The statements above permit only packets that were initiated by internal sessions; they restrict packets from the reserved, private address space designated by RFC. You’ll also want to limit packets that appear to be coming from the localhost loopback address, broadcast addresses, and multicast addresses, as follows:
access-list 101 deny  ip any
access-list 101 deny  ip any
access-list 101 deny  ip any

Then, there’s always the issue of ICMP traffic. It’s nice when users can ping sites outside your network and receive responses. There are other types of ICMP traffic that you may also want to allow.

You’ll want to allow SMTP e-mail traffic, but only to internal e-mail servers.

Another kind of traffic you’ll want to allow through is DNS:
access-list 101 permit tcp any any eq domain
access-list 101 permit udp any any eq domain

I also recommend that you log all traffic that matches the restrictions in your access lists.

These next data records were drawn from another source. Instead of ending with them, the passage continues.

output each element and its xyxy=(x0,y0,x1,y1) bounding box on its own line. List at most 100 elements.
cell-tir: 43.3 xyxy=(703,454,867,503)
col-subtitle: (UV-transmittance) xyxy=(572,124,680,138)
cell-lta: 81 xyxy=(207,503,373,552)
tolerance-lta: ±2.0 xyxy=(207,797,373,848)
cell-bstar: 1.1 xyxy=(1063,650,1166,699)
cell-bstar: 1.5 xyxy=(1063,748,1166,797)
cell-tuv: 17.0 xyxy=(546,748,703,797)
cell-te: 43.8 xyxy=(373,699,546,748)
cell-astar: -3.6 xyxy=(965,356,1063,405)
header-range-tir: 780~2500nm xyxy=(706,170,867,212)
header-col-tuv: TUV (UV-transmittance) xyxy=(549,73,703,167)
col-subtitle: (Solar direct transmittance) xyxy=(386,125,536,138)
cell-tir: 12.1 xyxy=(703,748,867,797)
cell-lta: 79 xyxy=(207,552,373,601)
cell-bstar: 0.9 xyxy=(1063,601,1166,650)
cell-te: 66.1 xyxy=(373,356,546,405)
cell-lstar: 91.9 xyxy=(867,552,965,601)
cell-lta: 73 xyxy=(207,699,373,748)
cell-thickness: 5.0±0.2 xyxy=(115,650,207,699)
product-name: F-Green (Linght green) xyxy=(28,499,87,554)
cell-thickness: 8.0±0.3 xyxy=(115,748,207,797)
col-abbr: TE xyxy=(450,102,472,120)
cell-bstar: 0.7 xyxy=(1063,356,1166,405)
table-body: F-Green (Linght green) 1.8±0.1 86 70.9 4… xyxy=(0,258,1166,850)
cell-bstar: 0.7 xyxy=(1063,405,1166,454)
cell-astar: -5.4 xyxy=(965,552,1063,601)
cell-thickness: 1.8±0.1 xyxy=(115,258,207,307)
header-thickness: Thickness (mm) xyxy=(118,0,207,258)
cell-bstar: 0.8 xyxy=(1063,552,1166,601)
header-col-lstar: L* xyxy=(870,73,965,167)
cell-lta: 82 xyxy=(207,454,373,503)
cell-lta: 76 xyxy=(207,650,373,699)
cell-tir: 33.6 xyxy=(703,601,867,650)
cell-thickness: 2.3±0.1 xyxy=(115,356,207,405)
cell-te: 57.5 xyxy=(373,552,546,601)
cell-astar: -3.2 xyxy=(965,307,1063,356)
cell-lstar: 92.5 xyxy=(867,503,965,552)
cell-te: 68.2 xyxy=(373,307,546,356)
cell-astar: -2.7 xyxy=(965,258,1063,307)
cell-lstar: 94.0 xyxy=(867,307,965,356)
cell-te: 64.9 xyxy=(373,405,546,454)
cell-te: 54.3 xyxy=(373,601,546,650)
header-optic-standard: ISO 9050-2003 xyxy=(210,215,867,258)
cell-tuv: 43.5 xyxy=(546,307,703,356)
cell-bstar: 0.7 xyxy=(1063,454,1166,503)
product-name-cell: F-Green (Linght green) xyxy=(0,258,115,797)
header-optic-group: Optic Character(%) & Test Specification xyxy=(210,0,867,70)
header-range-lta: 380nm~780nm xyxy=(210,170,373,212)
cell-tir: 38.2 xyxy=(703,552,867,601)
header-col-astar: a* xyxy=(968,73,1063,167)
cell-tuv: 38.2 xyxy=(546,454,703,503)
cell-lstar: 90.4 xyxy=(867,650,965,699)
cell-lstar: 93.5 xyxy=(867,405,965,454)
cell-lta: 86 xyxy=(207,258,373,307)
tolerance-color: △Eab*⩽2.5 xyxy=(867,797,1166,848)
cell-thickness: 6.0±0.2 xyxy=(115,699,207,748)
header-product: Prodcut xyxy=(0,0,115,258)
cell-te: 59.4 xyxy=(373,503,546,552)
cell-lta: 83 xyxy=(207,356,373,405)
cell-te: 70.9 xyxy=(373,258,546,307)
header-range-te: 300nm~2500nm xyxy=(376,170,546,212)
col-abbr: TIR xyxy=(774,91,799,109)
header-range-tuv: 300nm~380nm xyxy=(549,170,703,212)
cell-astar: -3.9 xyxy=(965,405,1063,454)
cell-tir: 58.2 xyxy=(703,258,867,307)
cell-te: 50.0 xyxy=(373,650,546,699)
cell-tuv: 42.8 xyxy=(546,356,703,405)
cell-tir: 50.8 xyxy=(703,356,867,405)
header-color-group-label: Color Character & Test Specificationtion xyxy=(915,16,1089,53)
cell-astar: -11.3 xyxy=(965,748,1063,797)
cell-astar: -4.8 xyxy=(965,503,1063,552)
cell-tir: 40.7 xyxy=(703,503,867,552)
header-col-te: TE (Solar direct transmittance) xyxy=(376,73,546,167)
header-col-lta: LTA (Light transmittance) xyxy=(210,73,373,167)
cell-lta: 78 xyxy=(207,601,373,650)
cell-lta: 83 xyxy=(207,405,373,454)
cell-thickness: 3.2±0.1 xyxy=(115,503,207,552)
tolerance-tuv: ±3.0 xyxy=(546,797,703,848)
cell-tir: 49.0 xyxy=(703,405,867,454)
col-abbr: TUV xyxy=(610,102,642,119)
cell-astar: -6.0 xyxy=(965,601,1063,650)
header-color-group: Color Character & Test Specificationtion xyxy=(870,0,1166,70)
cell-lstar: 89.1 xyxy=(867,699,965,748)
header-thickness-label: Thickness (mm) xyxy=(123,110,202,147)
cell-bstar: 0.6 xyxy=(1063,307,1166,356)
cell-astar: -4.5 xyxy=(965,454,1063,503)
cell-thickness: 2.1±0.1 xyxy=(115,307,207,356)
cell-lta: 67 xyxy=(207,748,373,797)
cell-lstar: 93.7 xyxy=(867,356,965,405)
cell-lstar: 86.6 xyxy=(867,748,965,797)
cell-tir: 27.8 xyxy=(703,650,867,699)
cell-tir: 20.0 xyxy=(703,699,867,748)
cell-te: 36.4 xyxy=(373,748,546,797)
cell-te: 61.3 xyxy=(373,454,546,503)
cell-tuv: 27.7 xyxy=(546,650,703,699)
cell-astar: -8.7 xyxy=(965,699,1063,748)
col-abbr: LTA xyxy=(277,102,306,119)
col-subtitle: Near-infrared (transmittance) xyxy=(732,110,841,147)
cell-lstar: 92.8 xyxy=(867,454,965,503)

You can do this by adding the log parameter to the end of your access list statements. This also requires a logging server to store the log files.

Turn off unnecessary services and features
It’s always a good idea to lower your exposure on an Internet boundary device, whether it’s a firewall, router, or other edge system. In an effort to do so, it’s recommended that you disable all unnecessary features. The following is a list of features to consider:
no cdp run
no service finger
no ip source-route
no ip directed-broadcast
service timestamps debug datetime
service timestamps log datetime
no service udp-small-servers
no service tcp-small-servers
no ip http server

First, we disable Cisco Discovery Protocol (CDP) on the external interface. It’s a great feature to use internally, but you don’t want to allow outside sources to access CDP information about your router or network. The reason for disabling finger is much the same. Source routing and directed broadcasts should always be disabled unless there is a specific need for these features. Configuring debug logging will allow you to track down router messages. The next statements pertain to minor services but are generally recommended for the disable list. The last statement will shut down the HTTP server facility on the router, which is always a good idea.

Although a router is not a true firewall, it can be secured to a great degree against the prying eyes of outsiders. The measures I’ve mentioned here should by no means be considered a complete security solution. These are mostly well-known methods that block the larger holes. You’ll want to check the Cisco Web site for current security information regarding your router model and IOS version. Again, those who require a higher level of security can purchase turnkey solutions from other vendors that are specifically designed to handle nearly all security needs.